Mas esse, definitivamente, não era o caso do casal à minha frente.
Sempre soube que meu irmão Adam seria o primeiro do grupo a se casar. Bastava que ele encontrasse a moça ideal. Cada um tem os seus próprios conceitos de pessoa ideal, e certamente qualquer um deles é composto por um conjunto de requisitos. Para o meu irmão, no entanto, o requisito era apenas um: ser de boa família. Claro, ele sempre emendou dizendo que, se ela fosse também bonita, seria ainda melhor.
— Mas o que tem de bela, tem de chata! — Meu amigo e sócio Alex, sempre direto, comentou com a voz baixa, de modo com que o casal que discutia à nossa frente não ouvisse.
Eu balancei a cabeça, concordando. Se Lady Nicole já era chata em seu estado normal, agora, com uma barriga enorme de gravidez, estava ainda pior.
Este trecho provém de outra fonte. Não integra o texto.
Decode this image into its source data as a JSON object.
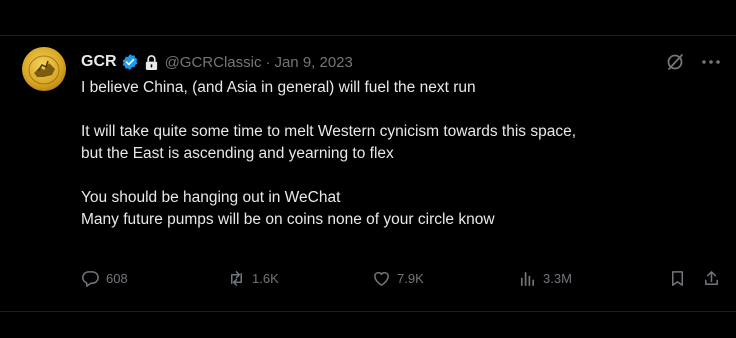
{
  "tweet": {
    "display_name": "GCR",
    "handle": "@GCRClassic",
    "separator": "·",
    "date": "Jan 9, 2023",
    "lines": [
      "I believe China, (and Asia in general) will fuel the next run",
      "",
      "It will take quite some time to melt Western cynicism towards this space,",
      "but the East is ascending and yearning to flex",
      "",
      "You should be hanging out in WeChat",
      "Many future pumps will be on coins none of your circle know"
    ]
  },
  "actions": {
    "replies": "608",
    "reposts": "1.6K",
    "likes": "7.9K",
    "views": "3.3M"
  },
  "icons": {
    "verified": "verified-badge-icon",
    "lock": "lock-icon",
    "grok": "grok-icon",
    "more": "more-icon",
    "reply": "reply-icon",
    "repost": "repost-icon",
    "like": "heart-icon",
    "views": "views-icon",
    "bookmark": "bookmark-icon",
    "share": "share-icon"
  },
  "colors": {
    "background": "#000000",
    "text": "#e7e9ea",
    "muted": "#71767b",
    "verified_blue": "#1d9bf0",
    "avatar_gold": "#d9a521"
  }
}
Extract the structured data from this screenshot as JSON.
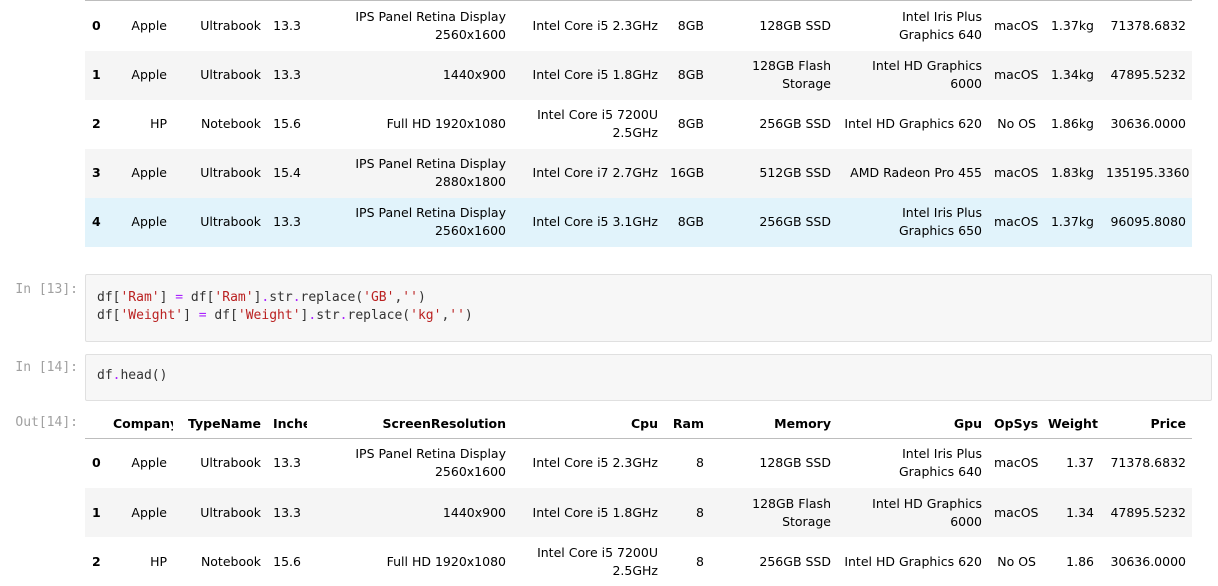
{
  "top_table": {
    "rows": [
      {
        "idx": "0",
        "Company": "Apple",
        "TypeName": "Ultrabook",
        "Inches": "13.3",
        "ScreenResolution": "IPS Panel Retina Display 2560x1600",
        "Cpu": "Intel Core i5 2.3GHz",
        "Ram": "8GB",
        "Memory": "128GB SSD",
        "Gpu": "Intel Iris Plus Graphics 640",
        "OpSys": "macOS",
        "Weight": "1.37kg",
        "Price": "71378.6832"
      },
      {
        "idx": "1",
        "Company": "Apple",
        "TypeName": "Ultrabook",
        "Inches": "13.3",
        "ScreenResolution": "1440x900",
        "Cpu": "Intel Core i5 1.8GHz",
        "Ram": "8GB",
        "Memory": "128GB Flash Storage",
        "Gpu": "Intel HD Graphics 6000",
        "OpSys": "macOS",
        "Weight": "1.34kg",
        "Price": "47895.5232"
      },
      {
        "idx": "2",
        "Company": "HP",
        "TypeName": "Notebook",
        "Inches": "15.6",
        "ScreenResolution": "Full HD 1920x1080",
        "Cpu": "Intel Core i5 7200U 2.5GHz",
        "Ram": "8GB",
        "Memory": "256GB SSD",
        "Gpu": "Intel HD Graphics 620",
        "OpSys": "No OS",
        "Weight": "1.86kg",
        "Price": "30636.0000"
      },
      {
        "idx": "3",
        "Company": "Apple",
        "TypeName": "Ultrabook",
        "Inches": "15.4",
        "ScreenResolution": "IPS Panel Retina Display 2880x1800",
        "Cpu": "Intel Core i7 2.7GHz",
        "Ram": "16GB",
        "Memory": "512GB SSD",
        "Gpu": "AMD Radeon Pro 455",
        "OpSys": "macOS",
        "Weight": "1.83kg",
        "Price": "135195.3360"
      },
      {
        "idx": "4",
        "Company": "Apple",
        "TypeName": "Ultrabook",
        "Inches": "13.3",
        "ScreenResolution": "IPS Panel Retina Display 2560x1600",
        "Cpu": "Intel Core i5 3.1GHz",
        "Ram": "8GB",
        "Memory": "256GB SSD",
        "Gpu": "Intel Iris Plus Graphics 650",
        "OpSys": "macOS",
        "Weight": "1.37kg",
        "Price": "96095.8080"
      }
    ]
  },
  "cell13": {
    "prompt": "In [13]:",
    "line1": {
      "a": "df[",
      "b": "'Ram'",
      "c": "] ",
      "d": "=",
      "e": " df[",
      "f": "'Ram'",
      "g": "]",
      "h": ".",
      "i": "str",
      "j": ".",
      "k": "replace(",
      "l": "'GB'",
      "m": ",",
      "n": "''",
      "o": ")"
    },
    "line2": {
      "a": "df[",
      "b": "'Weight'",
      "c": "] ",
      "d": "=",
      "e": " df[",
      "f": "'Weight'",
      "g": "]",
      "h": ".",
      "i": "str",
      "j": ".",
      "k": "replace(",
      "l": "'kg'",
      "m": ",",
      "n": "''",
      "o": ")"
    }
  },
  "cell14": {
    "prompt": "In [14]:",
    "code": {
      "a": "df",
      "b": ".",
      "c": "head()"
    }
  },
  "out14": {
    "prompt": "Out[14]:",
    "columns": [
      "Company",
      "TypeName",
      "Inches",
      "ScreenResolution",
      "Cpu",
      "Ram",
      "Memory",
      "Gpu",
      "OpSys",
      "Weight",
      "Price"
    ],
    "rows": [
      {
        "idx": "0",
        "Company": "Apple",
        "TypeName": "Ultrabook",
        "Inches": "13.3",
        "ScreenResolution": "IPS Panel Retina Display 2560x1600",
        "Cpu": "Intel Core i5 2.3GHz",
        "Ram": "8",
        "Memory": "128GB SSD",
        "Gpu": "Intel Iris Plus Graphics 640",
        "OpSys": "macOS",
        "Weight": "1.37",
        "Price": "71378.6832"
      },
      {
        "idx": "1",
        "Company": "Apple",
        "TypeName": "Ultrabook",
        "Inches": "13.3",
        "ScreenResolution": "1440x900",
        "Cpu": "Intel Core i5 1.8GHz",
        "Ram": "8",
        "Memory": "128GB Flash Storage",
        "Gpu": "Intel HD Graphics 6000",
        "OpSys": "macOS",
        "Weight": "1.34",
        "Price": "47895.5232"
      },
      {
        "idx": "2",
        "Company": "HP",
        "TypeName": "Notebook",
        "Inches": "15.6",
        "ScreenResolution": "Full HD 1920x1080",
        "Cpu": "Intel Core i5 7200U 2.5GHz",
        "Ram": "8",
        "Memory": "256GB SSD",
        "Gpu": "Intel HD Graphics 620",
        "OpSys": "No OS",
        "Weight": "1.86",
        "Price": "30636.0000"
      }
    ]
  }
}
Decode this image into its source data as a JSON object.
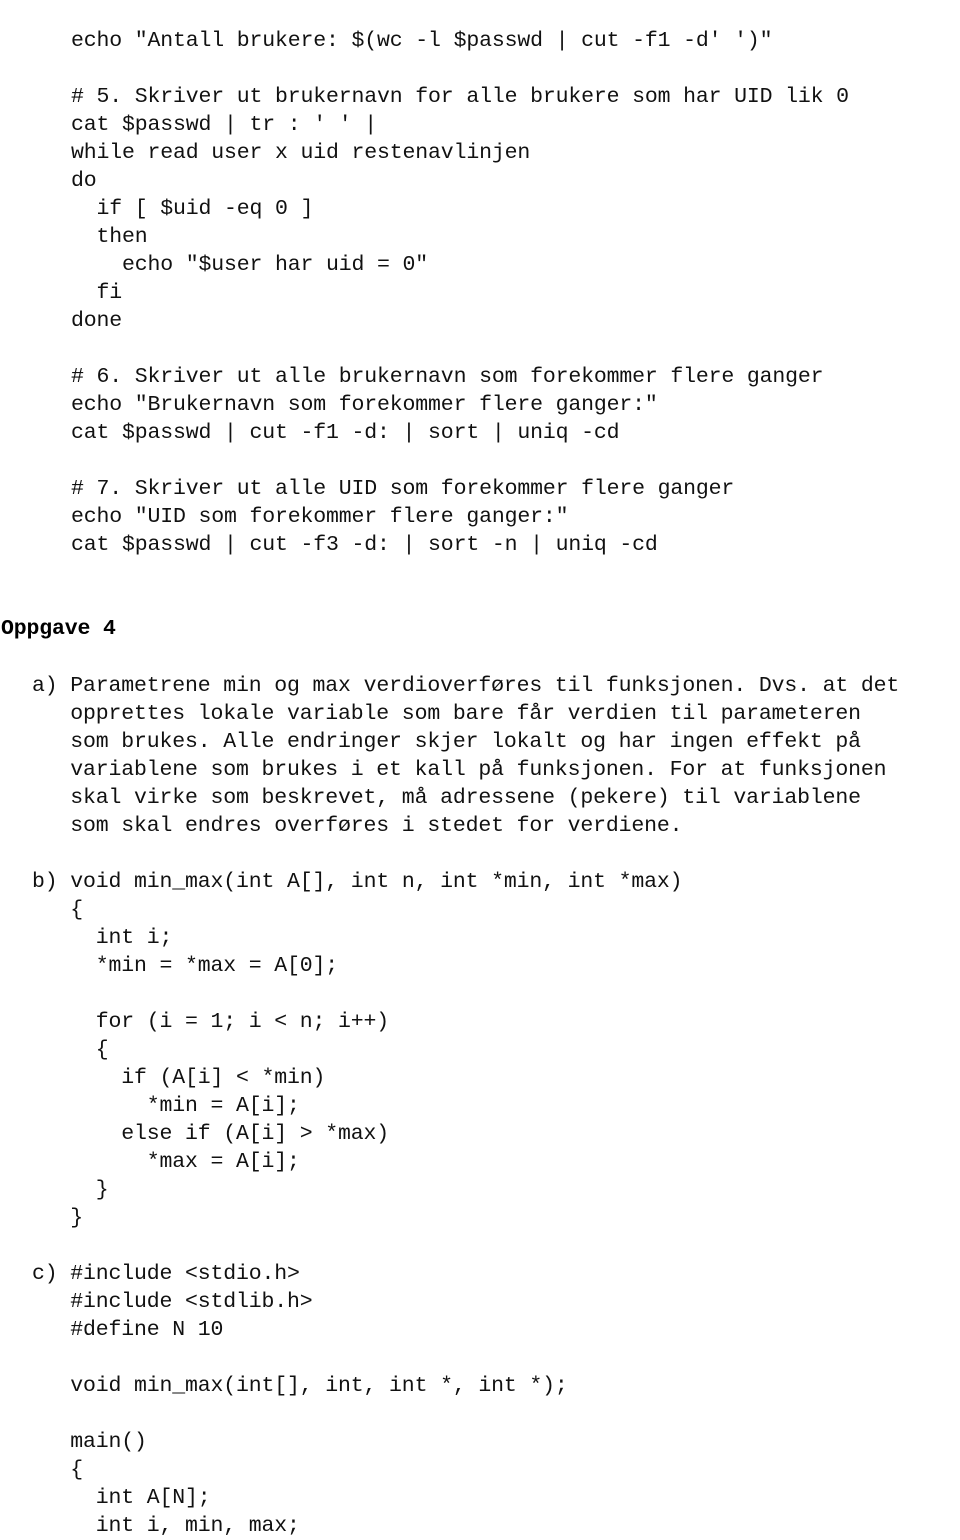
{
  "document": {
    "shell_listing": "echo \"Antall brukere: $(wc -l $passwd | cut -f1 -d' ')\"\n\n# 5. Skriver ut brukernavn for alle brukere som har UID lik 0\ncat $passwd | tr : ' ' |\nwhile read user x uid restenavlinjen\ndo\n  if [ $uid -eq 0 ]\n  then\n    echo \"$user har uid = 0\"\n  fi\ndone\n\n# 6. Skriver ut alle brukernavn som forekommer flere ganger\necho \"Brukernavn som forekommer flere ganger:\"\ncat $passwd | cut -f1 -d: | sort | uniq -cd\n\n# 7. Skriver ut alle UID som forekommer flere ganger\necho \"UID som forekommer flere ganger:\"\ncat $passwd | cut -f3 -d: | sort -n | uniq -cd",
    "heading": "Oppgave 4",
    "items": [
      {
        "label": "a)",
        "text": "Parametrene min og max verdioverføres til funksjonen. Dvs. at det\n   opprettes lokale variable som bare får verdien til parameteren\n   som brukes. Alle endringer skjer lokalt og har ingen effekt på\n   variablene som brukes i et kall på funksjonen. For at funksjonen\n   skal virke som beskrevet, må adressene (pekere) til variablene\n   som skal endres overføres i stedet for verdiene."
      },
      {
        "label": "b)",
        "text": "void min_max(int A[], int n, int *min, int *max)\n   {\n     int i;\n     *min = *max = A[0];\n\n     for (i = 1; i < n; i++)\n     {\n       if (A[i] < *min)\n         *min = A[i];\n       else if (A[i] > *max)\n         *max = A[i];\n     }\n   }"
      },
      {
        "label": "c)",
        "text": "#include <stdio.h>\n   #include <stdlib.h>\n   #define N 10\n\n   void min_max(int[], int, int *, int *);\n\n   main()\n   {\n     int A[N];\n     int i, min, max;"
      }
    ]
  }
}
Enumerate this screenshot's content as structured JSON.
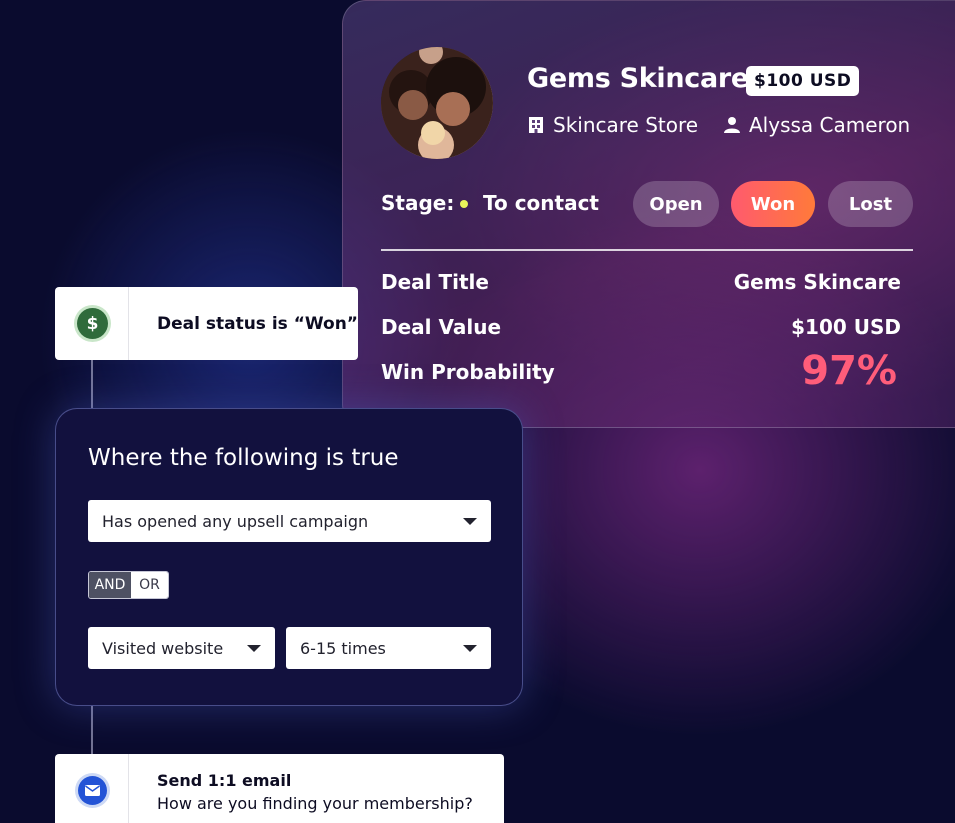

Mal os dois chegaram para visitar Alex e eu no nosso escritório de advocacia, e já iniciaram uma discussão, aparentemente porque Nicole queria ter vindo a Londres três meses antes, mas, por conta de compromissos, Adam só pôde ir naquela ocasião, em que a barriga dela já estava grande o suficiente para que ela se sentisse indisposta para viagens tão longas.
— E é por isso que eu não quero me casar! — Alex reforçou.
Eu até tinha planos de algum dia me prender a alguém, mas confesso que adiava tal planejamento sempre que meu irmão e minha cunhada iam a Londres nos visitar.
Dando um fim à discussão, Nicole saiu junto à sua mãe (que a aguardara esse tempo todo na porta do escritório) para fazer compras. Finalmente, Adam pôde se aproximar e nos cumprimentar com um aperto de mãos.
— Amigos, sigam o meu conselho: nunca se casem!
Alex e eu rimos, e meu sócio concordou:
— Nem pretendo, amigo. E todas as vezes que vejo o que sua esposa faz com você, eu tenho ainda mais certeza disso.
Alex era ainda mais festeiro e mulherengo do que eu. Gostava da liberdade, dos bailes e de seduzir belas damas. Aliás, colecionava amantes por toda Londres. E desconfio que a fama dele de sedutor se espalhasse ainda além dos limites da cidade.
Puxando uma cadeira, Adam se sentou, e nós começamos a colocar os assuntos em dia. Meu irmão era um cara sério, centrado, responsável e... Acho que “chato” é a palavra que melhor se aplica. Um ótimo Lord, como manda o figurino. Alex, como já mencionei, era festeiro e mulherengo. Se levou os estudos adiante, foi por pura insistência do pai. Sua família era composta por comerciantes. Tinham uma boa condição financeira, mas não nome ou títulos de nobreza. Tínhamos o escritório juntos há dois anos, mas era evidente que eu me dedicava ao trabalho bem mais do que ele.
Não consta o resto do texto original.